Tuesday, November 13, 2012

A Good Job is Not the Same as a Good Career


Whether or not you're happy with your current gig may have a lot to do with whether you view it as just a job or as a career.  That is because the qualifying components for good careers are wildly different than for good jobs.

I once spent months in a position where I could think of nothing but getting out and where my discomfort with the position actually manifested itself into physical pain.   The cause of my intense dissatisfaction, I now realize, was that I viewed the gig not just as a job, but as part of a career I thought I was building (obviously, not the right career). 

But the identifying characteristics of a good career are wildly different than for a good job.



What makes a good job is actually quite simple: co-workers you enjoy and get to interact with often, and an organization whose mission you relate to and support. A good job doesn't necessarily have anything to do with the actual job requirements or tasks.

Let's say you love video games. You like to play video games, to create avatars that look just like you and avatars that look like the girl who broke your heart, then pit them against each other in virtual spaces.

You also like other people who play video games, and like the process of creating video games.  If that's the case, you could probably work for a video game company as, say, a call center representative, and as long as you had time to shoot the breeze with your coworkers and talk about video games you could likely tolerate the negative aspects of your day.

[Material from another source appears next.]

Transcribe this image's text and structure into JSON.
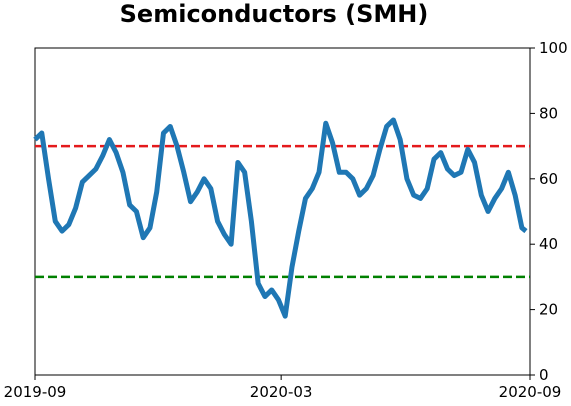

Granted, you might not want to be a call center representative for the next 25 years, but as long as you have some friends at work and a game you can get behind, you'll be pretty happy for a period of time. Depending on how much you like your work friends or the company you work for, you might even look back on the job as one of your favorite (the better the friends, the more nostalgic you'll be).

A good job is valuable; it pays the bills, builds a resume, helps you identify what you like and what you don't. A good career, on the other hand, does all those things and gives you an independent sense of accomplishment and achievement.

A good career is something that transcends workplace friendships. It is elusive. It provides inspiration and satisfaction. A good career is one that not only fills your days but which dovetails into your sense of self and of how the world should work. Whereas good friends and a nice boss can make it easy to wait tables for a few years in college (a job), work friends and shared values are not enough to create a situation worth sticking around long enough to craft into a career. 

My previous position had all the hallmarks of a great job.  The woman in the office next to mine was a longtime friend and I have a lot of respect for the company; I still recommend it to others when they say they are interviewing for a job there.

But I was looking for a great career, and when that is your goal, settling for a good job just won't do.